Mathilde Marx : Un détail : j’ai lu dans un article, mais je ne suis pas sûre de cette information, que Saadi refusait de venir à Cannes en souvenir de la lutte contre le colonialisme français. Est-ce que vous pouvez me dire quelque chose à ce sujet ?

Gillo Pontecorvo :  Je ne sais pas, c’est vous qui me l’apprenez. Je sais qu’il s’est précipité partout où le film était présenté. Moi, j’étais juste à Alger.

Madame Pontecorvo : Ma viene, viene, viene !


Mathilde Marx :  Quand le film est sorti, certains étudiants algériens (et des européens d’Algérie dont j’ai recueilli des témoignages) ont été déçus de constater que vous n’avez pas créé une nouvelle esthétique correspondant à la nouvelle Algérie qui se mettait en place.

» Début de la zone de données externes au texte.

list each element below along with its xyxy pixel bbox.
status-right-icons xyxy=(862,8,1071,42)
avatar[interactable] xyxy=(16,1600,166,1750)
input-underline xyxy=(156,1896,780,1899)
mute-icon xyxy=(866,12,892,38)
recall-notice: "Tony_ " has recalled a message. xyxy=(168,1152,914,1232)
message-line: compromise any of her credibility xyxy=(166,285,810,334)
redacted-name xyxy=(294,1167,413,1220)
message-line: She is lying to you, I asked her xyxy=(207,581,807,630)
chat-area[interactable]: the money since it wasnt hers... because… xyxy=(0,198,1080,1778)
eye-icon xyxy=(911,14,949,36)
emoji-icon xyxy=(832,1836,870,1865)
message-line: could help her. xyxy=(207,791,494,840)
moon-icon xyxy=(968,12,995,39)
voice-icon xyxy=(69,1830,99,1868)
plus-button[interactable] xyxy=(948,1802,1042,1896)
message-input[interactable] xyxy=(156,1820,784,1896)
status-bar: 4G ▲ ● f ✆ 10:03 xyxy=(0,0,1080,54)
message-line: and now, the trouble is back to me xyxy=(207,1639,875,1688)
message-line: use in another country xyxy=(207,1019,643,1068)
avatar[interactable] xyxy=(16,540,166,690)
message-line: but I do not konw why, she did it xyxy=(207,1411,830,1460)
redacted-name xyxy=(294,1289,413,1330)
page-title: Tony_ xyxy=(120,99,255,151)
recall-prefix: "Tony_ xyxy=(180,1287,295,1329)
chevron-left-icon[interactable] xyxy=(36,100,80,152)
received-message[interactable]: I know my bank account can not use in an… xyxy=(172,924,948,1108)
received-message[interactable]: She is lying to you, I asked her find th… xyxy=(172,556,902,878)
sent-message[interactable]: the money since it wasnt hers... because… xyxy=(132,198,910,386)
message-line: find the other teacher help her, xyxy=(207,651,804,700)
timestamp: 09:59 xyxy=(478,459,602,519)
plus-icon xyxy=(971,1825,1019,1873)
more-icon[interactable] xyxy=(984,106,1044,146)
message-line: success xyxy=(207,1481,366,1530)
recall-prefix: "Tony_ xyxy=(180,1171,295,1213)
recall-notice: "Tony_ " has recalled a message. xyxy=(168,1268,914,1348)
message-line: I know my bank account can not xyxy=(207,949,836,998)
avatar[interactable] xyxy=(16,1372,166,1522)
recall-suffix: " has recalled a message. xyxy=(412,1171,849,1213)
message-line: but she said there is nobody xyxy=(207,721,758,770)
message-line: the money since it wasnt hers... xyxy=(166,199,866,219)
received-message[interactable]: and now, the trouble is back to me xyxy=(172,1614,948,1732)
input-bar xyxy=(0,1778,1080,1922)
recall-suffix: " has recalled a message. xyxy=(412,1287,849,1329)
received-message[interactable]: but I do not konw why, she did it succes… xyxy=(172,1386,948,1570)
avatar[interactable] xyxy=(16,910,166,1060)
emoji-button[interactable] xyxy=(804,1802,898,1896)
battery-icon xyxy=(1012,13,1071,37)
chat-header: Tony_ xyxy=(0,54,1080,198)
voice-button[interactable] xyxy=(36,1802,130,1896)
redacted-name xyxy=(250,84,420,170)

Gillo Pontecorvo : (coupe la parole) Qui a écrit ça ?


Mathilde Marx :  Ce sont surtout des témoignages oraux.

Gillo Pontecorvo : Ça ne m’intéresse pas. On s’en fout.

Kapo (c) D.R.

Nadia Meflah : Ces témoignages de jeunes algériens, même s’il vous paraissent isolés, ne sont pas si éloignés des critiques de Jacques Rivette et Serge Daney qui, pour votre film Kapo, vous ont reproché un usage esthétique du travelling qu’ils jugeaient moralement critiquable.

Gillo Pontecorvo : Ça me fait rire, mais je trouve ça de mauvaise foi. C’est une envie de critiquer pour je ne sais quelle raison. Parce que ce travelling, je le connais à la perfection, laisse sur la droite un espace suffisant pour qu’on voie les femmes déportées qui marchent à côté de la morte et donnent - ce sont des indications très précises qu’on leur avait données - un regard un peu triste mais passager. Si le critique avait été attentif et n’avait pas déjà une intention présupposée, il aurait dû comprendre que ce travelling était là pour montrer quelque chose d’extrêmement dramatique. C’est-à-dire, l’habitude de la mort. Et si quelqu’un ne l’avait pas compris à ce moment-là, il aurait dû le comprendre. 4 ou 5 minutes après, on voit des déportés qui chargent des pierres, on entend sur la bande sonore une rafale de mitraillette. Ce qui veut dire qu’on a tiré sur un déporté, et le gars qui se trouve à un mètre de la caméra pour bien évoquer ça, donne un petit regard triste, sans rien de plus. Pour raconter la terrible habitude, accettazione, il y a un autre mot ?


Mathilde Marx : Je ne vois pas, « accoutumance »? 

Gillo Pontecorvo : Ce que j’aime, c’est raconter ça, qui pour moi est d’une importance énorme. Et c’est un peu bête de passer à côté de ça. C’est une critique inattentive, ou pour se faire connaître.